Received 15 September 2011; Revised 31 December 2011; Accepted 2 January 2012

Academic Editor: Alessandro Gronchi

Copyright © 2012 P. Brewer et al. This is an open access article distributed under the Creative Commons Attribution License, which permits unrestricted use, distribution, and reproduction in any medium, provided the original work is properly cited.

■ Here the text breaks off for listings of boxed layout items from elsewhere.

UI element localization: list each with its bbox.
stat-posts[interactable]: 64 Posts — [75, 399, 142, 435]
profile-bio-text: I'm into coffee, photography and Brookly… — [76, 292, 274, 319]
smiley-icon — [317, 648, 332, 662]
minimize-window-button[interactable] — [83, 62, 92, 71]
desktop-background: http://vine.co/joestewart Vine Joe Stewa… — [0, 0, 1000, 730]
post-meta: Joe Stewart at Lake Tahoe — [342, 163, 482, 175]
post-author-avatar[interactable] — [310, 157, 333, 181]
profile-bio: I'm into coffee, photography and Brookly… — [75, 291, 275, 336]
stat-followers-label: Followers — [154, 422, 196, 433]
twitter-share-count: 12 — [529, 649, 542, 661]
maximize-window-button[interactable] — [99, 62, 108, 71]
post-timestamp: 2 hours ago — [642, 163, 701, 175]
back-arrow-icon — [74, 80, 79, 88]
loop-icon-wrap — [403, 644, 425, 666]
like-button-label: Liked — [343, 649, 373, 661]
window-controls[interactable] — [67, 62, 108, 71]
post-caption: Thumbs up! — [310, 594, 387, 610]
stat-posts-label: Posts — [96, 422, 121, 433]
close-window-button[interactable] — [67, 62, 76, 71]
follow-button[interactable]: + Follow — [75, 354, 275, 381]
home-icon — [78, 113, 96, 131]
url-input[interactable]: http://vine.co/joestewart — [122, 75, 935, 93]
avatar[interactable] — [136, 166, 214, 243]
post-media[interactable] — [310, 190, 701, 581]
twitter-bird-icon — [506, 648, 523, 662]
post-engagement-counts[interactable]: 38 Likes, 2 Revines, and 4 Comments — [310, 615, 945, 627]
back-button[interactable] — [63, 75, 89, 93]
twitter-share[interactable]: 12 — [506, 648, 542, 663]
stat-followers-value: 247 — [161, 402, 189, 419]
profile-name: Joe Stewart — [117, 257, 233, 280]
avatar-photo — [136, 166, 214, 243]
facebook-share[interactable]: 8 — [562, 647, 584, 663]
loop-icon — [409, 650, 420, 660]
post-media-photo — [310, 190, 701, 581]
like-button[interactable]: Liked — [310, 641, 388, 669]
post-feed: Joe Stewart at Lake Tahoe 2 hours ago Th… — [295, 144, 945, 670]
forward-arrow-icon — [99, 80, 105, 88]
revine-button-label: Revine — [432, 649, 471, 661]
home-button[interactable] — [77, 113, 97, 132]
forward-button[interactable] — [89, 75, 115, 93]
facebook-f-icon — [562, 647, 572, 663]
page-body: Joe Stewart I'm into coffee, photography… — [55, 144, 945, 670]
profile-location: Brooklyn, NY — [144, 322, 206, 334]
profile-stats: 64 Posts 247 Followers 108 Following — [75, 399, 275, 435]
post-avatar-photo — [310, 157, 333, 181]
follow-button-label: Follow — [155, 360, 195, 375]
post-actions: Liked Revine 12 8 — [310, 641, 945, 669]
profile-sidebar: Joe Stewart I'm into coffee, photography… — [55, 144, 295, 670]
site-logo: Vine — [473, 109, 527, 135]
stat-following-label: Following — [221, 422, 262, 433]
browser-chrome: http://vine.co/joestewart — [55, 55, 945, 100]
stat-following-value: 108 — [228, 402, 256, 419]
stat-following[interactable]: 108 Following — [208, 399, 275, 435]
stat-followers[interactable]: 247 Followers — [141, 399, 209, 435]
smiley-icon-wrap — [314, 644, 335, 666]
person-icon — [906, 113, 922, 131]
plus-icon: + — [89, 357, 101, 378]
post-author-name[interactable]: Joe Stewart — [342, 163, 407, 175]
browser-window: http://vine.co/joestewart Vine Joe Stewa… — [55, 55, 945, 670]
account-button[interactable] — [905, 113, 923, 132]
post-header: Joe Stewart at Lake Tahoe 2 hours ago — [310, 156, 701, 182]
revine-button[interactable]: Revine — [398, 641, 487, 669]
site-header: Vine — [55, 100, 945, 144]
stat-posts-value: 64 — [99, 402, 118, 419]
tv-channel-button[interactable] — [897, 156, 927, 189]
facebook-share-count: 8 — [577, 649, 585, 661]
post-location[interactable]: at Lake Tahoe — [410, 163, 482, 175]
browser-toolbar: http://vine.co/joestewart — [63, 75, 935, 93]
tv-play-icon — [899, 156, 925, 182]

Leiomyosarcoma of bone is just one of the variants of spindle cell sarcoma of bone characterised by the expression of desmin and other markers indicating a significant element of smooth muscle in the tumour, without osteoid production we have investigated the management and outcome of this rare type of primary malignant bone tumour. Method. Retrospective review of data stored on a prospective database. Results. In a database of 3364 patients with primary malignant bone sarcomas, 31 patients were identified with a primary leiomyosarcoma of bone. There were 12 males and 19 females with a mean age of 46 and tumour size of 8 cm. The most common site was the distal femur followed by the proximal tibia. Treatment was with chemotherapy and surgical resection. Seven of the patients had metastases at diagnosis. Surgery was carried out in 28 patients, 8 having amputation and 20 limb salvage. Three patients developed local recurrence, but half developed metastases. All patient disease-specific survival was 57% at five years and 44% at 10 yrs but for those without metastases was 82% and 60%, respectively. The only prognostic factors were metastases at diagnosis. Conclusion. Leiomyosarcoma of bone is a very rare primary malignant bone tumour affecting a predominantly older population. Despite the high incidence of metastases, survival is better than for other bone sarcomas for those without metastases at diagnosis.